See also: McCarthy v. State (1953) 1 Utah 2d 205 [265 P.2d 387, 44 A.L.R.2d 1031], holding that a dismissal of a prior action in a federal court for lack of subject matter jurisdiction was res judicata as to the facts upon which the dismissal had been based; Healy v. Atchison, Topeka & Santa Fe Railroad Co. (Mo. 1956) 287 S.W.2d 813, 815, holding that a dismissal upon the ground of “undue hardship” was res judicata on that issue; and Stacker v. County of Muscatine (1958) 249 Iowa 485 [87 N.W.2d 452], holding that a decision finding lack of subject matter jurisdiction barred a second action.

The consistency of the decisional law giving res judicata effect to. findings of jurisdictional facts strongly supports the application of res judicata in the present case. Although the three prior dismissals are not res judicata on the merits of the underlying cause of action (Slaker v. McCormick-Saeltzer Co. (1918) 179 Cal. 387, 389 [177 P. 155]), there appears to be no reason why the prior decisions should not be res judicata upon the issue which was there decided.

Plaintiffs cannot escape the bar of the prior decisions by asserting that those decisions were wrong, or that plaintiffs have other evidence which was not introduced in the earlier proceedings. “‘[A]n erroneous judgment is as conclusive as a correct one.’” (Busick v. Workmen’s Comp. Appeals Bd. (1972) 7 Cal.3d 967, 975 [104 Cal.Rptr. 42, 500 P.2d 1386].)

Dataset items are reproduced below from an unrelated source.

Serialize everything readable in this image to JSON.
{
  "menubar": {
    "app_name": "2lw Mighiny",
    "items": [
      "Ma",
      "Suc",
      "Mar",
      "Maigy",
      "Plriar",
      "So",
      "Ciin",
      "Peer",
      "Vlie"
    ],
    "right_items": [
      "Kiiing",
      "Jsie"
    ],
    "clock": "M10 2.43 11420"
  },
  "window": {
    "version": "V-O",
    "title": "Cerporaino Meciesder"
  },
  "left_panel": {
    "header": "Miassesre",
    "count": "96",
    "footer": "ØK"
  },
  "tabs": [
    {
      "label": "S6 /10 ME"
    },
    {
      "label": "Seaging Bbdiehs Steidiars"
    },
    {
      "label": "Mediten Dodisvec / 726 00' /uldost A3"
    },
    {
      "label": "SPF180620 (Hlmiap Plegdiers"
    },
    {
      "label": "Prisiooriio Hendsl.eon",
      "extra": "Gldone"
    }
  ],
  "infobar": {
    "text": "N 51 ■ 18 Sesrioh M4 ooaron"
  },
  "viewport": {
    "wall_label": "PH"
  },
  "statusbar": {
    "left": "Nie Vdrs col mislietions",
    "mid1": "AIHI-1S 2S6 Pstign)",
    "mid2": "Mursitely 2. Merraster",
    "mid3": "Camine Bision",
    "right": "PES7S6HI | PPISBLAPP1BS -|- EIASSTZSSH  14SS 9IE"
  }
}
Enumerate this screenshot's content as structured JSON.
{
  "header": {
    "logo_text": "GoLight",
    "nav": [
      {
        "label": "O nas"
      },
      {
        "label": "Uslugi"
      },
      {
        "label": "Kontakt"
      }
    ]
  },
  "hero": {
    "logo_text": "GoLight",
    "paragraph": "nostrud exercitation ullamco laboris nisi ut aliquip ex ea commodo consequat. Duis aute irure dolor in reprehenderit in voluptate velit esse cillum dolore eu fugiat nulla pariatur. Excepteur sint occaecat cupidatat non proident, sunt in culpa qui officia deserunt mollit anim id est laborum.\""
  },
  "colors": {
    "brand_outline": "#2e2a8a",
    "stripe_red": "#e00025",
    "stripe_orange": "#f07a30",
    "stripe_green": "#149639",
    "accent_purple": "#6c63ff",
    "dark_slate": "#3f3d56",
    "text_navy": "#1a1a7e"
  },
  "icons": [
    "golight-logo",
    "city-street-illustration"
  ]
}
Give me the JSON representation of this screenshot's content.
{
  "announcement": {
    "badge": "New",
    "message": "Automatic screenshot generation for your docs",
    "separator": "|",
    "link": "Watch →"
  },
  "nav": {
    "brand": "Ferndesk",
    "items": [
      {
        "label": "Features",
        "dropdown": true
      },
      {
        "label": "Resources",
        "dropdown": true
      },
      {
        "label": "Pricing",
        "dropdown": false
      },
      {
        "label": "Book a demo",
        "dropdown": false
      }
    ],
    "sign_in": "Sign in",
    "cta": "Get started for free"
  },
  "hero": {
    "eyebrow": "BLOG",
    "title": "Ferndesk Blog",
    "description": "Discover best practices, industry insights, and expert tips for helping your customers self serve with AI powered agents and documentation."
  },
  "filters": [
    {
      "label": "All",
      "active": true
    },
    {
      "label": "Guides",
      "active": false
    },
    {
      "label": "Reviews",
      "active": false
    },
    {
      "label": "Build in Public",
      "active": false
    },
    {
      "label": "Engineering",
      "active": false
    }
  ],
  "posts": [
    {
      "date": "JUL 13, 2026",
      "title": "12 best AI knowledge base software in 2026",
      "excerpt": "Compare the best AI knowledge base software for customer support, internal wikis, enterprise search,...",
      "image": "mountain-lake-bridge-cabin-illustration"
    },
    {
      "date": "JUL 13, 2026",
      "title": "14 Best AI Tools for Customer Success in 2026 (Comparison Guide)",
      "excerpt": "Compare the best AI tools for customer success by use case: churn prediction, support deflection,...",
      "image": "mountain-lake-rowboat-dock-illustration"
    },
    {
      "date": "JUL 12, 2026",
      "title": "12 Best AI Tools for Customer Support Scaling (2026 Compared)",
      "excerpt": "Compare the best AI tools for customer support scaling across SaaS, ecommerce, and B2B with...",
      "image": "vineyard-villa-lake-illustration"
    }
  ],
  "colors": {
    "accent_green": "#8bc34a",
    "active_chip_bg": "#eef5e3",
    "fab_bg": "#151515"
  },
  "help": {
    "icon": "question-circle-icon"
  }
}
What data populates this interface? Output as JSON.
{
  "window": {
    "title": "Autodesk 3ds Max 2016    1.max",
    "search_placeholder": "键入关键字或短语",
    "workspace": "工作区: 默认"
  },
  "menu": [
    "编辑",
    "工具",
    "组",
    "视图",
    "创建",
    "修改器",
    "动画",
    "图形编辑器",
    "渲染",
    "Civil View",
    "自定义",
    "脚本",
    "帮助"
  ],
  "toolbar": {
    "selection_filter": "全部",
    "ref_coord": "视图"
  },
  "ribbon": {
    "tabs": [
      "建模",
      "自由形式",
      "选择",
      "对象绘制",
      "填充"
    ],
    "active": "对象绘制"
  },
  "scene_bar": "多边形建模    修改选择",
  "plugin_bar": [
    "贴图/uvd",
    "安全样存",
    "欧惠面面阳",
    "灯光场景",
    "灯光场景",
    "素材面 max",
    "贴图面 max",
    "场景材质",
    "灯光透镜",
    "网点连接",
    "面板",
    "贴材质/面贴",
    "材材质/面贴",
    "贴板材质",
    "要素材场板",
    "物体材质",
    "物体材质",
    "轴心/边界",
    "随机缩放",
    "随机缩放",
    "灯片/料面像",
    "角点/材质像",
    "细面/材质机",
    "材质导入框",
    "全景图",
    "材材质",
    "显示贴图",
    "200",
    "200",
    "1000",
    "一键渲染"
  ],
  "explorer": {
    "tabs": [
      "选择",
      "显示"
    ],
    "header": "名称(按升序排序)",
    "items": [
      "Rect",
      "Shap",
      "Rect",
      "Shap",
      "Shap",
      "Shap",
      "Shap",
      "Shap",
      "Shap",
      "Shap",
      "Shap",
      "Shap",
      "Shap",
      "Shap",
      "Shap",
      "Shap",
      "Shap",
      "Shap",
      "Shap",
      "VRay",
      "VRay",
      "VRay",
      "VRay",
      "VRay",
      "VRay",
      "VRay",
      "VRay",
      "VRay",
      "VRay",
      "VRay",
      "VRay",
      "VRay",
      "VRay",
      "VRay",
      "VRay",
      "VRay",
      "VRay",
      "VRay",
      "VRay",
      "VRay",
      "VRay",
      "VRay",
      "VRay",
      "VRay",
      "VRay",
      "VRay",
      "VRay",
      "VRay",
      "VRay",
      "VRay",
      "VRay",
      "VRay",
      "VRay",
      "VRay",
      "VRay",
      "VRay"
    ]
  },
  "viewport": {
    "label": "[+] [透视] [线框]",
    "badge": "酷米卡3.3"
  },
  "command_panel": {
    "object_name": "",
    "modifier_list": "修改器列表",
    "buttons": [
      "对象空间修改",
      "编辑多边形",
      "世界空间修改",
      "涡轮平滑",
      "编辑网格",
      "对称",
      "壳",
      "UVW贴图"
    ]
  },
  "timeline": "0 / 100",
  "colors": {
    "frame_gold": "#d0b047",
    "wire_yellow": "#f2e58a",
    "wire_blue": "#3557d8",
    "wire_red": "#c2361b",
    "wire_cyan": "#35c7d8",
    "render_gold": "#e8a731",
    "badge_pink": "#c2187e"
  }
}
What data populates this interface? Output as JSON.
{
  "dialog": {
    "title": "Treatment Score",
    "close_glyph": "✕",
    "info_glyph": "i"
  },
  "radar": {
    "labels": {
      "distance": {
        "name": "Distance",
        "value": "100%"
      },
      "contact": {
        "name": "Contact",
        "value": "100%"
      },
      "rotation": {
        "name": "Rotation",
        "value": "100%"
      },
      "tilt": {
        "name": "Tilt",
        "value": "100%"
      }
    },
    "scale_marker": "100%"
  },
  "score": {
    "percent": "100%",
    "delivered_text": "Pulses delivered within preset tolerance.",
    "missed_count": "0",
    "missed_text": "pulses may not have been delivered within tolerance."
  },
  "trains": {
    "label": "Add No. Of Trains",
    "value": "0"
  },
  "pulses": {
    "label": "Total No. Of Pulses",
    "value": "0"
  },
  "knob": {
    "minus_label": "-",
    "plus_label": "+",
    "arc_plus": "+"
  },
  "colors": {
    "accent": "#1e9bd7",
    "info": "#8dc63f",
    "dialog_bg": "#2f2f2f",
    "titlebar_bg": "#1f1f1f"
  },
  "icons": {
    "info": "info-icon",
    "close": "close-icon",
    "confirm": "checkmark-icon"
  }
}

Plaintiffs have liberally asserted that MIB has made “false statements” in each of the four cases for the purpose of avoiding the California courts. What plaintiffs refer to is the repeated declarations by the officers of MIB that MIB is not and has not been doing business in California. There is no showing of any false statement of any evidentiary fact by or on behalf of MIB. Plaintiffs point to their newly discovered information that since 1972 MIB had maintained a program of visiting member companies in California. There is no indication that MIB ever denied that such visits had occurred. The dispute over the legal issues cannot be treated as a form of concealment.

Since the controlling issue is the relationship between MIB, Inc., and the State of California, it is immaterial that the fourth action has joined some other defendants who were not named as parties in the earlier complaints. The causes of action alleged in the current complaint arise out of the same course of conduct as that complained of in the first three complaints. It is immaterial that the plaintiffs have embellished the present complaint to invoke legal theories not articulated in the earlier versions.

Let a writ of mandate issue requiring the respondent court to vacate its minute order of December 14, 1979, and make a new order quashing the service of process on petitioner.

Kingsley, J., and Woods, J., concurred.

A petition for a rehearing was denied June 20, 1980, and the petition of real parties in interest for a hearing by the Supreme Court was denied July 23, 1980. Mosk, J., was of the opinion that the petition should be granted. 
      
      The memorandum which plaintiffs filed in the superior court in opposition to the motion of MIB, Inc., states: “The lawsuit and all of its causes of action alleges acts and omissions done by the present MIB, Inc.’s predecessor, the MEDICAL INFORMATION BUREAU (MIB) and its members consisting of approximately 714 life insurance companies.
      “All acts and omissions alleged in the complaint have taken place prior to the date of incorporation of MIB (May 25, 1978).”